HTTP status code classes explained, from 1xx to 5xx
What each HTTP status class means, the codes developers meet most, and how to read a response code to decide whether the client or the server is at fault.
Reading the first digit
Every HTTP response carries a three-digit status code, and the leading digit tells you the whole story at a glance. 1xx signals that the request was received and is still in progress, 2xx confirms success, 3xx asks the client to look elsewhere, 4xx blames the request, and 5xx blames the server. Knowing only the first digit is often enough to decide who needs to change something. The remaining two digits then name the specific situation.
Success and redirection in practice
The 2xx codes are the happy path: 200 OK returns a body, 201 Created confirms a new resource, and 204 No Content succeeds with nothing to send back. The 3xx codes reroute the client, and the pairs matter: 301 Moved Permanently and 308 Permanent Redirect update bookmarks and search engines, while 302 Found and 307 Temporary Redirect are for short-lived detours. The difference between 307 or 308 and the older 301 or 302 is that the newer codes promise to keep the original request method and body intact.

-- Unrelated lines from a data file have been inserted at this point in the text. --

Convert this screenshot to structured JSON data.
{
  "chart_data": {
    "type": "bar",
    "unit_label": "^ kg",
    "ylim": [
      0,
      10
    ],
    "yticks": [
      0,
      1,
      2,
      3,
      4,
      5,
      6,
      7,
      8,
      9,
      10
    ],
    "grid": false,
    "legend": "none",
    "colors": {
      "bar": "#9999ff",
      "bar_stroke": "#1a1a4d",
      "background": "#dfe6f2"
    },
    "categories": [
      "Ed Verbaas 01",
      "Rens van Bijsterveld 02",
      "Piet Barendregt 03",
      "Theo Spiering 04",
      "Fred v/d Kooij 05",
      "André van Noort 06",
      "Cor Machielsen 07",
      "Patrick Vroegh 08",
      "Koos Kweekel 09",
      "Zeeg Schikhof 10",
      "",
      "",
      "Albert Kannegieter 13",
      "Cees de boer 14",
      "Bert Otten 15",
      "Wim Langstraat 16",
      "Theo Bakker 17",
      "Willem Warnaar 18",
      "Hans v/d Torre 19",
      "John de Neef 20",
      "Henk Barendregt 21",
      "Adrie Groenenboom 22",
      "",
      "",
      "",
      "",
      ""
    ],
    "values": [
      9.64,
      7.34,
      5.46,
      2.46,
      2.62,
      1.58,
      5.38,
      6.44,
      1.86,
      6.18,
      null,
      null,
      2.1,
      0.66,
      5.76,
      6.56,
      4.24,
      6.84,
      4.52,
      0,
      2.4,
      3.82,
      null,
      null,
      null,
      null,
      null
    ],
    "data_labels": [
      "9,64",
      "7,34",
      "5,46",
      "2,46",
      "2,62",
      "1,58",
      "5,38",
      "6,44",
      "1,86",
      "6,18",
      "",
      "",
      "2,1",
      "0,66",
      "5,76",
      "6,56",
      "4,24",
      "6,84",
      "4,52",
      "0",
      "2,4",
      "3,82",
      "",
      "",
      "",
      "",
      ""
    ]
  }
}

Client errors you will meet often
The 4xx range is where most debugging happens. 400 Bad Request flags malformed syntax, 401 Unauthorized and 403 Forbidden separate a missing login from a denied one, and 404 Not Found means the URL points at nothing. 405 Method Not Allowed appears when you POST to a GET-only route, 409 Conflict signals a clash with the resource's current state, 422 Unprocessable Entity marks a well-formed request that fails validation, and 429 Too Many Requests means you have been rate limited and should back off.
Server errors and gateways
A 5xx code means the request looked fine but the server could not fulfil it. 500 Internal Server Error is the catch-all for an unhandled exception, and 501 Not Implemented means the feature simply does not exist yet. The gateway codes describe a proxy in front of your app: 502 Bad Gateway for an invalid upstream response, 503 Service Unavailable for an overloaded or restarting service, and 504 Gateway Timeout when the upstream is too slow to answer. Reading which of these you get points straight at the layer that failed.